Speaking Arabic, Tab said: ‘Good day to you, captain. I am with these foreigners today.’ He was pretending to be some kind of guide or escort. ‘Please allow them to pass.’ Then he turned back to the car and shouted, still in Arabic: ‘Don’t shoot! Don’t shoot! These are my brothers!’ Switching to English, he shouted: ‘Pete, lower the gun.’

Reluctantly, Pete moved the rifle butt from his shoulder and held the gun diagonally across his chest.

After a pause, the denim shirt lowered his rifle.

Tab handed the T-shirt to the man, who unfolded it. It was dark blue with a red-and-white vertical stripe, and after a moment’s thought Tamara figured it was the uniform shirt of Paris Saint-Germain, the most popular soccer team in France. The man beamed delightedly.

Tamara had wondered why Tab had brought that cardboard box with him. Now she knew.

The man took off his old shirt and pulled the new one over his head.

The atmosphere changed. The soldiers crowded around, admiring the shirt, then looked expectantly at Tab. Tab turned to the car and said: ‘Tamara, pass me the box, please?’

She reached into the rear and picked up the box then handed it through the open car door. Tab gave them all a shirt.

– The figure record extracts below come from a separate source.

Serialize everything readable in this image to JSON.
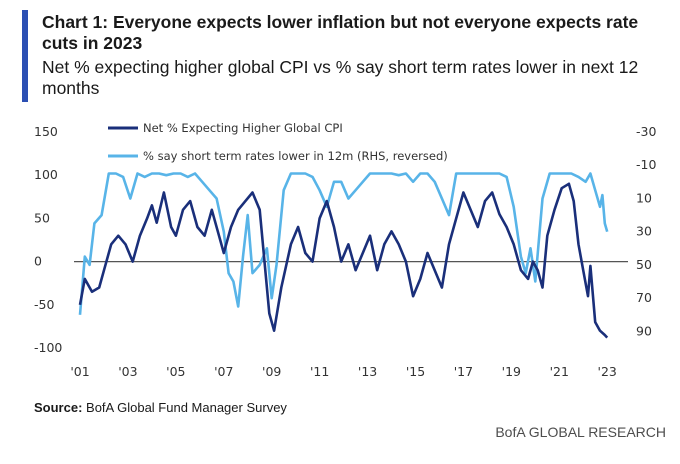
{
  "header": {
    "title": "Chart 1: Everyone expects lower inflation but not everyone expects rate cuts in 2023",
    "subtitle": "Net % expecting higher global CPI vs % say short term rates lower in next 12 months"
  },
  "footer": {
    "source_label": "Source:",
    "source_text": "BofA Global Fund Manager Survey",
    "brand": "BofA GLOBAL RESEARCH"
  },
  "colors": {
    "accent": "#2b4fb3",
    "series_dark": "#1a2f7a",
    "series_light": "#58b4e8",
    "zero_line": "#555555"
  },
  "chart_data": {
    "type": "line",
    "xlabel": "",
    "ylabel": "",
    "ylabel_right": "",
    "x_ticks": [
      "'01",
      "'03",
      "'05",
      "'07",
      "'09",
      "'11",
      "'13",
      "'15",
      "'17",
      "'19",
      "'21",
      "'23"
    ],
    "y_ticks_left": [
      150,
      100,
      50,
      0,
      -50,
      -100
    ],
    "y_ticks_right": [
      -30,
      -10,
      10,
      30,
      50,
      70,
      90
    ],
    "ylim_left": [
      -100,
      150
    ],
    "ylim_right_reversed": [
      -30,
      100
    ],
    "x_range": [
      2001.0,
      2023.2
    ],
    "legend_position": "top",
    "series": [
      {
        "name": "Net % Expecting Higher Global CPI",
        "axis": "left",
        "points": [
          [
            2001.0,
            -50
          ],
          [
            2001.2,
            -20
          ],
          [
            2001.5,
            -35
          ],
          [
            2001.8,
            -30
          ],
          [
            2002.0,
            -10
          ],
          [
            2002.3,
            20
          ],
          [
            2002.6,
            30
          ],
          [
            2002.9,
            20
          ],
          [
            2003.2,
            0
          ],
          [
            2003.5,
            30
          ],
          [
            2003.8,
            50
          ],
          [
            2004.0,
            65
          ],
          [
            2004.2,
            45
          ],
          [
            2004.5,
            80
          ],
          [
            2004.8,
            40
          ],
          [
            2005.0,
            30
          ],
          [
            2005.3,
            60
          ],
          [
            2005.6,
            70
          ],
          [
            2005.9,
            40
          ],
          [
            2006.2,
            30
          ],
          [
            2006.5,
            60
          ],
          [
            2006.8,
            30
          ],
          [
            2007.0,
            10
          ],
          [
            2007.3,
            40
          ],
          [
            2007.6,
            60
          ],
          [
            2007.9,
            70
          ],
          [
            2008.2,
            80
          ],
          [
            2008.5,
            60
          ],
          [
            2008.7,
            0
          ],
          [
            2008.9,
            -60
          ],
          [
            2009.1,
            -80
          ],
          [
            2009.4,
            -30
          ],
          [
            2009.8,
            20
          ],
          [
            2010.1,
            40
          ],
          [
            2010.4,
            10
          ],
          [
            2010.7,
            0
          ],
          [
            2011.0,
            50
          ],
          [
            2011.3,
            70
          ],
          [
            2011.6,
            40
          ],
          [
            2011.9,
            0
          ],
          [
            2012.2,
            20
          ],
          [
            2012.5,
            -10
          ],
          [
            2012.8,
            10
          ],
          [
            2013.1,
            30
          ],
          [
            2013.4,
            -10
          ],
          [
            2013.7,
            20
          ],
          [
            2014.0,
            35
          ],
          [
            2014.3,
            20
          ],
          [
            2014.6,
            0
          ],
          [
            2014.9,
            -40
          ],
          [
            2015.2,
            -20
          ],
          [
            2015.5,
            10
          ],
          [
            2015.8,
            -10
          ],
          [
            2016.1,
            -30
          ],
          [
            2016.4,
            20
          ],
          [
            2016.7,
            50
          ],
          [
            2017.0,
            80
          ],
          [
            2017.3,
            60
          ],
          [
            2017.6,
            40
          ],
          [
            2017.9,
            70
          ],
          [
            2018.2,
            80
          ],
          [
            2018.5,
            55
          ],
          [
            2018.8,
            40
          ],
          [
            2019.1,
            20
          ],
          [
            2019.4,
            -10
          ],
          [
            2019.7,
            -20
          ],
          [
            2019.9,
            0
          ],
          [
            2020.1,
            -10
          ],
          [
            2020.3,
            -30
          ],
          [
            2020.5,
            30
          ],
          [
            2020.8,
            60
          ],
          [
            2021.1,
            85
          ],
          [
            2021.4,
            90
          ],
          [
            2021.6,
            70
          ],
          [
            2021.8,
            20
          ],
          [
            2022.0,
            -10
          ],
          [
            2022.2,
            -40
          ],
          [
            2022.3,
            -5
          ],
          [
            2022.5,
            -70
          ],
          [
            2022.7,
            -80
          ],
          [
            2022.9,
            -85
          ],
          [
            2023.0,
            -88
          ]
        ]
      },
      {
        "name": "% say short term rates lower in 12m (RHS, reversed)",
        "axis": "right",
        "points": [
          [
            2001.0,
            80
          ],
          [
            2001.2,
            45
          ],
          [
            2001.4,
            50
          ],
          [
            2001.6,
            25
          ],
          [
            2001.9,
            20
          ],
          [
            2002.2,
            -5
          ],
          [
            2002.5,
            -5
          ],
          [
            2002.8,
            -3
          ],
          [
            2003.1,
            10
          ],
          [
            2003.4,
            -5
          ],
          [
            2003.7,
            -3
          ],
          [
            2004.0,
            -5
          ],
          [
            2004.3,
            -5
          ],
          [
            2004.6,
            -4
          ],
          [
            2004.9,
            -5
          ],
          [
            2005.2,
            -5
          ],
          [
            2005.5,
            -3
          ],
          [
            2005.8,
            -5
          ],
          [
            2006.1,
            0
          ],
          [
            2006.4,
            5
          ],
          [
            2006.7,
            10
          ],
          [
            2007.0,
            30
          ],
          [
            2007.2,
            55
          ],
          [
            2007.4,
            60
          ],
          [
            2007.6,
            75
          ],
          [
            2007.8,
            45
          ],
          [
            2008.0,
            20
          ],
          [
            2008.2,
            55
          ],
          [
            2008.5,
            50
          ],
          [
            2008.8,
            40
          ],
          [
            2009.0,
            70
          ],
          [
            2009.2,
            50
          ],
          [
            2009.5,
            5
          ],
          [
            2009.8,
            -5
          ],
          [
            2010.1,
            -5
          ],
          [
            2010.4,
            -5
          ],
          [
            2010.7,
            -3
          ],
          [
            2011.0,
            5
          ],
          [
            2011.3,
            15
          ],
          [
            2011.6,
            0
          ],
          [
            2011.9,
            0
          ],
          [
            2012.2,
            10
          ],
          [
            2012.5,
            5
          ],
          [
            2012.8,
            0
          ],
          [
            2013.1,
            -5
          ],
          [
            2013.4,
            -5
          ],
          [
            2013.7,
            -5
          ],
          [
            2014.0,
            -5
          ],
          [
            2014.3,
            -4
          ],
          [
            2014.6,
            -5
          ],
          [
            2014.9,
            0
          ],
          [
            2015.2,
            -5
          ],
          [
            2015.5,
            -5
          ],
          [
            2015.8,
            0
          ],
          [
            2016.1,
            10
          ],
          [
            2016.4,
            20
          ],
          [
            2016.7,
            -5
          ],
          [
            2017.0,
            -5
          ],
          [
            2017.3,
            -5
          ],
          [
            2017.6,
            -5
          ],
          [
            2017.9,
            -5
          ],
          [
            2018.2,
            -5
          ],
          [
            2018.5,
            -5
          ],
          [
            2018.8,
            -3
          ],
          [
            2019.1,
            15
          ],
          [
            2019.4,
            45
          ],
          [
            2019.6,
            55
          ],
          [
            2019.8,
            40
          ],
          [
            2020.0,
            60
          ],
          [
            2020.3,
            10
          ],
          [
            2020.6,
            -5
          ],
          [
            2020.9,
            -5
          ],
          [
            2021.2,
            -5
          ],
          [
            2021.5,
            -5
          ],
          [
            2021.8,
            -3
          ],
          [
            2022.1,
            0
          ],
          [
            2022.3,
            -5
          ],
          [
            2022.5,
            5
          ],
          [
            2022.7,
            15
          ],
          [
            2022.8,
            8
          ],
          [
            2022.9,
            25
          ],
          [
            2023.0,
            30
          ]
        ]
      }
    ]
  }
}
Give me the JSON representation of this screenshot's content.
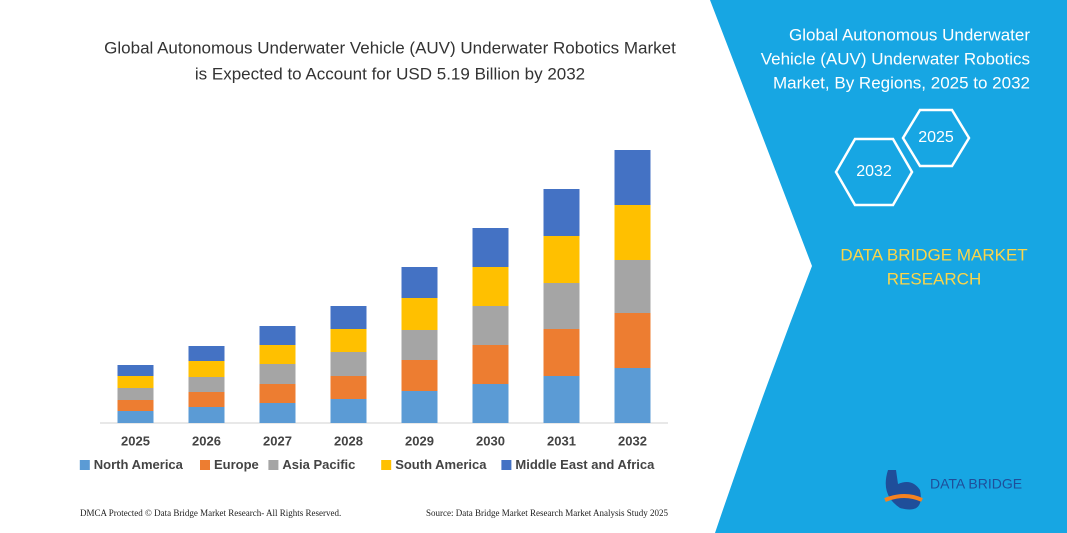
{
  "chart_data": {
    "type": "stacked-bar",
    "title": [
      "Global Autonomous Underwater Vehicle (AUV) Underwater Robotics Market",
      "is Expected to Account for USD 5.19 Billion by 2032"
    ],
    "categories": [
      "2025",
      "2026",
      "2027",
      "2028",
      "2029",
      "2030",
      "2031",
      "2032"
    ],
    "series": [
      {
        "name": "North America",
        "color": "#5b9bd5",
        "values": [
          12,
          16,
          20,
          24,
          32,
          39,
          47,
          55
        ]
      },
      {
        "name": "Europe",
        "color": "#ed7d31",
        "values": [
          11,
          15,
          19,
          23,
          31,
          39,
          47,
          55
        ]
      },
      {
        "name": "Asia Pacific",
        "color": "#a5a5a5",
        "values": [
          12,
          15,
          20,
          24,
          30,
          39,
          46,
          53
        ]
      },
      {
        "name": "South America",
        "color": "#ffc000",
        "values": [
          12,
          16,
          19,
          23,
          32,
          39,
          47,
          55
        ]
      },
      {
        "name": "Middle East and Africa",
        "color": "#4472c4",
        "values": [
          11,
          15,
          19,
          23,
          31,
          39,
          47,
          55
        ]
      }
    ]
  },
  "panel": {
    "title": [
      "Global Autonomous Underwater",
      "Vehicle (AUV) Underwater Robotics",
      "Market, By Regions, 2025 to 2032"
    ],
    "hex_labels": [
      "2025",
      "2032"
    ],
    "brand": [
      "DATA BRIDGE MARKET",
      "RESEARCH"
    ]
  },
  "logo": {
    "text": "DATA BRIDGE"
  },
  "footer": {
    "left": "DMCA Protected © Data Bridge Market Research-  All Rights Reserved.",
    "right": "Source: Data Bridge Market Research  Market Analysis Study 2025"
  }
}
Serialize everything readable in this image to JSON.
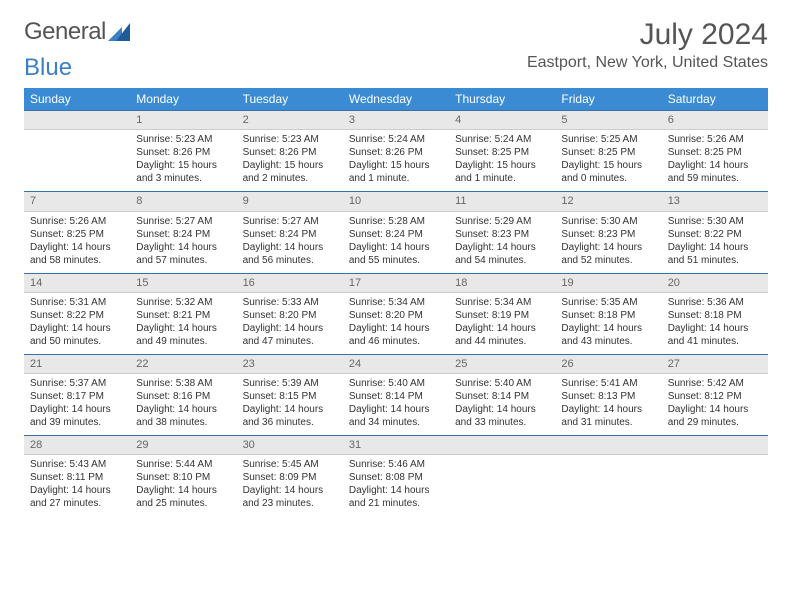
{
  "brand": {
    "part1": "General",
    "part2": "Blue"
  },
  "title": "July 2024",
  "location": "Eastport, New York, United States",
  "colors": {
    "header_bg": "#3b8bd4",
    "header_text": "#ffffff",
    "daynum_bg": "#e8e8e8",
    "daynum_text": "#666666",
    "border_top": "#3b6fa8",
    "body_text": "#333333",
    "logo_gray": "#555555",
    "logo_blue": "#3b7fc4"
  },
  "weekdays": [
    "Sunday",
    "Monday",
    "Tuesday",
    "Wednesday",
    "Thursday",
    "Friday",
    "Saturday"
  ],
  "weeks": [
    {
      "nums": [
        "",
        "1",
        "2",
        "3",
        "4",
        "5",
        "6"
      ],
      "cells": [
        null,
        {
          "sunrise": "Sunrise: 5:23 AM",
          "sunset": "Sunset: 8:26 PM",
          "d1": "Daylight: 15 hours",
          "d2": "and 3 minutes."
        },
        {
          "sunrise": "Sunrise: 5:23 AM",
          "sunset": "Sunset: 8:26 PM",
          "d1": "Daylight: 15 hours",
          "d2": "and 2 minutes."
        },
        {
          "sunrise": "Sunrise: 5:24 AM",
          "sunset": "Sunset: 8:26 PM",
          "d1": "Daylight: 15 hours",
          "d2": "and 1 minute."
        },
        {
          "sunrise": "Sunrise: 5:24 AM",
          "sunset": "Sunset: 8:25 PM",
          "d1": "Daylight: 15 hours",
          "d2": "and 1 minute."
        },
        {
          "sunrise": "Sunrise: 5:25 AM",
          "sunset": "Sunset: 8:25 PM",
          "d1": "Daylight: 15 hours",
          "d2": "and 0 minutes."
        },
        {
          "sunrise": "Sunrise: 5:26 AM",
          "sunset": "Sunset: 8:25 PM",
          "d1": "Daylight: 14 hours",
          "d2": "and 59 minutes."
        }
      ]
    },
    {
      "nums": [
        "7",
        "8",
        "9",
        "10",
        "11",
        "12",
        "13"
      ],
      "cells": [
        {
          "sunrise": "Sunrise: 5:26 AM",
          "sunset": "Sunset: 8:25 PM",
          "d1": "Daylight: 14 hours",
          "d2": "and 58 minutes."
        },
        {
          "sunrise": "Sunrise: 5:27 AM",
          "sunset": "Sunset: 8:24 PM",
          "d1": "Daylight: 14 hours",
          "d2": "and 57 minutes."
        },
        {
          "sunrise": "Sunrise: 5:27 AM",
          "sunset": "Sunset: 8:24 PM",
          "d1": "Daylight: 14 hours",
          "d2": "and 56 minutes."
        },
        {
          "sunrise": "Sunrise: 5:28 AM",
          "sunset": "Sunset: 8:24 PM",
          "d1": "Daylight: 14 hours",
          "d2": "and 55 minutes."
        },
        {
          "sunrise": "Sunrise: 5:29 AM",
          "sunset": "Sunset: 8:23 PM",
          "d1": "Daylight: 14 hours",
          "d2": "and 54 minutes."
        },
        {
          "sunrise": "Sunrise: 5:30 AM",
          "sunset": "Sunset: 8:23 PM",
          "d1": "Daylight: 14 hours",
          "d2": "and 52 minutes."
        },
        {
          "sunrise": "Sunrise: 5:30 AM",
          "sunset": "Sunset: 8:22 PM",
          "d1": "Daylight: 14 hours",
          "d2": "and 51 minutes."
        }
      ]
    },
    {
      "nums": [
        "14",
        "15",
        "16",
        "17",
        "18",
        "19",
        "20"
      ],
      "cells": [
        {
          "sunrise": "Sunrise: 5:31 AM",
          "sunset": "Sunset: 8:22 PM",
          "d1": "Daylight: 14 hours",
          "d2": "and 50 minutes."
        },
        {
          "sunrise": "Sunrise: 5:32 AM",
          "sunset": "Sunset: 8:21 PM",
          "d1": "Daylight: 14 hours",
          "d2": "and 49 minutes."
        },
        {
          "sunrise": "Sunrise: 5:33 AM",
          "sunset": "Sunset: 8:20 PM",
          "d1": "Daylight: 14 hours",
          "d2": "and 47 minutes."
        },
        {
          "sunrise": "Sunrise: 5:34 AM",
          "sunset": "Sunset: 8:20 PM",
          "d1": "Daylight: 14 hours",
          "d2": "and 46 minutes."
        },
        {
          "sunrise": "Sunrise: 5:34 AM",
          "sunset": "Sunset: 8:19 PM",
          "d1": "Daylight: 14 hours",
          "d2": "and 44 minutes."
        },
        {
          "sunrise": "Sunrise: 5:35 AM",
          "sunset": "Sunset: 8:18 PM",
          "d1": "Daylight: 14 hours",
          "d2": "and 43 minutes."
        },
        {
          "sunrise": "Sunrise: 5:36 AM",
          "sunset": "Sunset: 8:18 PM",
          "d1": "Daylight: 14 hours",
          "d2": "and 41 minutes."
        }
      ]
    },
    {
      "nums": [
        "21",
        "22",
        "23",
        "24",
        "25",
        "26",
        "27"
      ],
      "cells": [
        {
          "sunrise": "Sunrise: 5:37 AM",
          "sunset": "Sunset: 8:17 PM",
          "d1": "Daylight: 14 hours",
          "d2": "and 39 minutes."
        },
        {
          "sunrise": "Sunrise: 5:38 AM",
          "sunset": "Sunset: 8:16 PM",
          "d1": "Daylight: 14 hours",
          "d2": "and 38 minutes."
        },
        {
          "sunrise": "Sunrise: 5:39 AM",
          "sunset": "Sunset: 8:15 PM",
          "d1": "Daylight: 14 hours",
          "d2": "and 36 minutes."
        },
        {
          "sunrise": "Sunrise: 5:40 AM",
          "sunset": "Sunset: 8:14 PM",
          "d1": "Daylight: 14 hours",
          "d2": "and 34 minutes."
        },
        {
          "sunrise": "Sunrise: 5:40 AM",
          "sunset": "Sunset: 8:14 PM",
          "d1": "Daylight: 14 hours",
          "d2": "and 33 minutes."
        },
        {
          "sunrise": "Sunrise: 5:41 AM",
          "sunset": "Sunset: 8:13 PM",
          "d1": "Daylight: 14 hours",
          "d2": "and 31 minutes."
        },
        {
          "sunrise": "Sunrise: 5:42 AM",
          "sunset": "Sunset: 8:12 PM",
          "d1": "Daylight: 14 hours",
          "d2": "and 29 minutes."
        }
      ]
    },
    {
      "nums": [
        "28",
        "29",
        "30",
        "31",
        "",
        "",
        ""
      ],
      "cells": [
        {
          "sunrise": "Sunrise: 5:43 AM",
          "sunset": "Sunset: 8:11 PM",
          "d1": "Daylight: 14 hours",
          "d2": "and 27 minutes."
        },
        {
          "sunrise": "Sunrise: 5:44 AM",
          "sunset": "Sunset: 8:10 PM",
          "d1": "Daylight: 14 hours",
          "d2": "and 25 minutes."
        },
        {
          "sunrise": "Sunrise: 5:45 AM",
          "sunset": "Sunset: 8:09 PM",
          "d1": "Daylight: 14 hours",
          "d2": "and 23 minutes."
        },
        {
          "sunrise": "Sunrise: 5:46 AM",
          "sunset": "Sunset: 8:08 PM",
          "d1": "Daylight: 14 hours",
          "d2": "and 21 minutes."
        },
        null,
        null,
        null
      ]
    }
  ]
}
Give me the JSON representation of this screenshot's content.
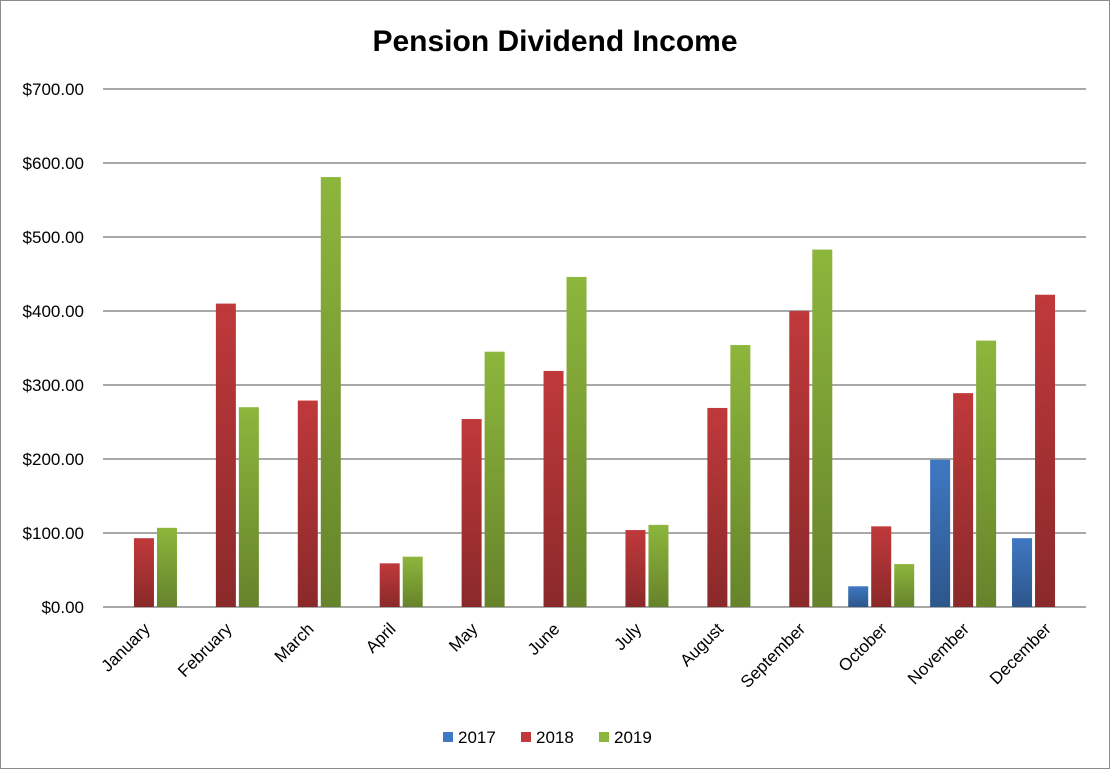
{
  "chart_data": {
    "type": "bar",
    "title": "Pension Dividend Income",
    "xlabel": "",
    "ylabel": "",
    "categories": [
      "January",
      "February",
      "March",
      "April",
      "May",
      "June",
      "July",
      "August",
      "September",
      "October",
      "November",
      "December"
    ],
    "y_ticks": [
      "$0.00",
      "$100.00",
      "$200.00",
      "$300.00",
      "$400.00",
      "$500.00",
      "$600.00",
      "$700.00"
    ],
    "ylim": [
      0,
      700
    ],
    "grid": true,
    "legend_position": "bottom",
    "series": [
      {
        "name": "2017",
        "color": "#3f78c2",
        "values": [
          null,
          null,
          null,
          null,
          null,
          null,
          null,
          null,
          null,
          28,
          199,
          93
        ]
      },
      {
        "name": "2018",
        "color": "#c0393b",
        "values": [
          93,
          410,
          279,
          59,
          254,
          319,
          104,
          269,
          400,
          109,
          289,
          422
        ]
      },
      {
        "name": "2019",
        "color": "#8db63c",
        "values": [
          107,
          270,
          581,
          68,
          345,
          446,
          111,
          354,
          483,
          58,
          360,
          null
        ]
      }
    ]
  }
}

The soldiers looked thrilled and several of them put the shirts on.

Tab shook the hand of the man he had called ‘captain’, saying: ‘Ma’a as-salaama,’ goodbye. He returned to the car with the nearly empty box, got in, slammed the door, and said: ‘Go, Ali, but slowly.’

The car crept forward. The happy gangsters waved Ali to a prepared route along the verge of the road, skirting the parked truck. On the far side Ali steered back to the road.

As soon as the tyres touched the concrete surface, Ali floored the pedal and the car roared away from the roadblock.

Tab put his box into the rear.

Tamara let out a long breath of relief. She turned to Tab and said: ‘You were so cool! Weren’t you scared?’

He shook his head. ‘They’re scary, but they don’t usually kill people.’

‘Good to know,’ said Tamara.





CHAPTER 2


Four weeks earlier Abdul had been two thousand miles away in the lawless West African country of Guinea-Bissau, classified a narco state by the United Nations. It was a hot, wet place with a monsoon season that poured and dripped and steamed for half the year.

Abdul had been in the capital city, Bissau. He was in an apartment with a room overlooking the docks. There was no air-conditioning, and his shirt clung to his sweaty skin.

His companion was Phil Doyle, twenty years older, a senior officer of the CIA, a bald guy in a baseball cap. Doyle was based at the American embassy in Cairo, Egypt, and was in charge of Abdul’s mission.

Both men were using binoculars. The room was in darkness. If they were spotted they would be tortured and killed. By the light coming in from outside Abdul could just about make out the furniture around him: a sofa, a coffee table, a TV set.